Essa condição continua sendo rara. As estimativas variam, mas acredita-se que afete apenas algumas pessoas em dezenas ou centenas de milhares. Afeta mulheres com mais frequência e surge principalmente na idade adulta, geralmente entre os 30 e 50 anos.
A origem da síndrome não está totalmente identificada. Os pesquisadores favorecem a hipótese de uma doença autoimune, na qual o sistema imunológico ataca erroneamente certas células do corpo, interrompendo a função muscular normal.
Sintomas que complicam a vida diária
O principal sintoma é a rigidez muscular progressiva, particularmente no tronco e nos membros. Essa rigidez pode dificultar os movimentos e afetar a independência.
Os pacientes também podem apresentar espasmos musculares súbitos e dolorosos. Essas contrações podem ser desencadeadas por diversos fatores, como ruídos inesperados, contato físico ou emoções intensas. Nos casos mais graves, a condição pode limitar significativamente a capacidade de caminhar ou realizar certas tarefas diárias.
A progressão varia de pessoa para pessoa.

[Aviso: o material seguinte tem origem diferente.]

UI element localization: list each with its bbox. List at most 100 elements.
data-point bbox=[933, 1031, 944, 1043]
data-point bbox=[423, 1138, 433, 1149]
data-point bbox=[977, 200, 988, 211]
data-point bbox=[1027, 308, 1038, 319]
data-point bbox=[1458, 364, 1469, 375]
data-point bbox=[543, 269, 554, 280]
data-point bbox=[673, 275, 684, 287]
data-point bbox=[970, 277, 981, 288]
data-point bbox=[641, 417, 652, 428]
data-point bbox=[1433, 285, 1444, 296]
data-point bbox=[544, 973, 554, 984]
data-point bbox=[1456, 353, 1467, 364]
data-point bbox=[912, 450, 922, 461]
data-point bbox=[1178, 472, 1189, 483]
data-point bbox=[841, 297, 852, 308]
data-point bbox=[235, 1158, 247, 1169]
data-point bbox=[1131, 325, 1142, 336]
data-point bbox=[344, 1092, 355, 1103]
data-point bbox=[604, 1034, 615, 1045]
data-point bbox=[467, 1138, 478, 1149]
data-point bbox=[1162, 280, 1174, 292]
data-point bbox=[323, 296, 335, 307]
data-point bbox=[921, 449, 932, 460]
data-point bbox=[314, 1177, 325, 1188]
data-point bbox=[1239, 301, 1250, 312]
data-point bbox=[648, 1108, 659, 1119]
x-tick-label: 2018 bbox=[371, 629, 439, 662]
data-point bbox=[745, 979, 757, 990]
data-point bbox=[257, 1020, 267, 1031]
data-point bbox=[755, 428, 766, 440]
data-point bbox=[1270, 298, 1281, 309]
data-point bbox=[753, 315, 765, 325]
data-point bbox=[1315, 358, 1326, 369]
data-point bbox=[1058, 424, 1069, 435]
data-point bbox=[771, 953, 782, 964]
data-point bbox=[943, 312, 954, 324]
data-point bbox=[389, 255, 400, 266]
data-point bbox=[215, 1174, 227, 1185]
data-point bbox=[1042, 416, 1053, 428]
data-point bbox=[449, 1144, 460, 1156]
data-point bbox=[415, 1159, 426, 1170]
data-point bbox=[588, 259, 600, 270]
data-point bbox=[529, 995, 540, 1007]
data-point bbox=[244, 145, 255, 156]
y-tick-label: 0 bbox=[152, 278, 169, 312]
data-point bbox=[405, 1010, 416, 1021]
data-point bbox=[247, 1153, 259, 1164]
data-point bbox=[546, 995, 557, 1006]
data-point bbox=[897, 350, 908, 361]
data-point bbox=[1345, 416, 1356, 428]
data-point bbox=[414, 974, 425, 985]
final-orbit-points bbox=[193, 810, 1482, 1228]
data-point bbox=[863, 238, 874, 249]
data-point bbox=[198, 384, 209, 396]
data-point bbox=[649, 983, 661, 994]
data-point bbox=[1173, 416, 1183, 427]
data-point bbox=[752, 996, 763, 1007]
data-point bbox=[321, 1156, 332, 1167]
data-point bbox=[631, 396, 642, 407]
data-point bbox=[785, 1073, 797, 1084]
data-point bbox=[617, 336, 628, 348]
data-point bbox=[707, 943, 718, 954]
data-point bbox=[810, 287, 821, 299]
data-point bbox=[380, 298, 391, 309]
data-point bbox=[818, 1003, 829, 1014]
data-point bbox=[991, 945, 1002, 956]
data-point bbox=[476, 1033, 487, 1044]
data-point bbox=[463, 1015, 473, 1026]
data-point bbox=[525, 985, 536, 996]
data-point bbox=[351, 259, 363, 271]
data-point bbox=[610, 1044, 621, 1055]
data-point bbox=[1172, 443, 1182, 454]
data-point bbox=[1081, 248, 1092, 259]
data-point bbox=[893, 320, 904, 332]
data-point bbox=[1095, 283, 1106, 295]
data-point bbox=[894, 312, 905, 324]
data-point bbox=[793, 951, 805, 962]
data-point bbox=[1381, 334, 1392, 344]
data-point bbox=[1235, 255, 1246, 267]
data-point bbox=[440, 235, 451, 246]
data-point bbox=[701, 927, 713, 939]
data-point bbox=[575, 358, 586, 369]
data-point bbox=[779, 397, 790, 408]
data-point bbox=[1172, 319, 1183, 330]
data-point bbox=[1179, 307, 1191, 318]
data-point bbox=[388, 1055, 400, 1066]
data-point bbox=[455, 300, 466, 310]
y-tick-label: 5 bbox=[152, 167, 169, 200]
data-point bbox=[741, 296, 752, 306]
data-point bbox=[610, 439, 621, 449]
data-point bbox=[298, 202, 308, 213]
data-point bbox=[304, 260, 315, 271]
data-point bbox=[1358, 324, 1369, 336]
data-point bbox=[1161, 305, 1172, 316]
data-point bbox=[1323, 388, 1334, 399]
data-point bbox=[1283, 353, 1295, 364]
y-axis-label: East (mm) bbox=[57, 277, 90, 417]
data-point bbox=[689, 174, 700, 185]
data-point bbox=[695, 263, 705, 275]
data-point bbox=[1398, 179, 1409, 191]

Alguns pacientes mantêm relativa mobilidade, enquanto outros experimentam uma piora progressiva dos sintomas.
É uma doença incurável, mas existem tratamentos para aliviar os sintomas.
Não existe cura para a síndrome da pessoa rígida. No entanto, o tratamento adequado pode reduzir a gravidade dos sintomas e melhorar a qualidade de vida.
O tratamento geralmente envolve medicamentos para reduzir os espasmos musculares. Abordagens complementares, como fisioterapia ou atividades físicas adaptadas, também podem ajudar a manter a mobilidade. O diagnóstico precoce geralmente permite um melhor controle da condição e pode limitar seu impacto na vida diária.
A síndrome da pessoa rígida é uma doença neurológica rara que pode afetar significativamente a mobilidade e a independência. O anúncio do retorno de Céline Dion aos palcos em Paris trouxe essa condição, ainda pouco conhecida, para o centro das atenções. Apesar da falta de cura, o tratamento adequado pode ajudar a controlar os sintomas e preservar a qualidade de vida dos pacientes.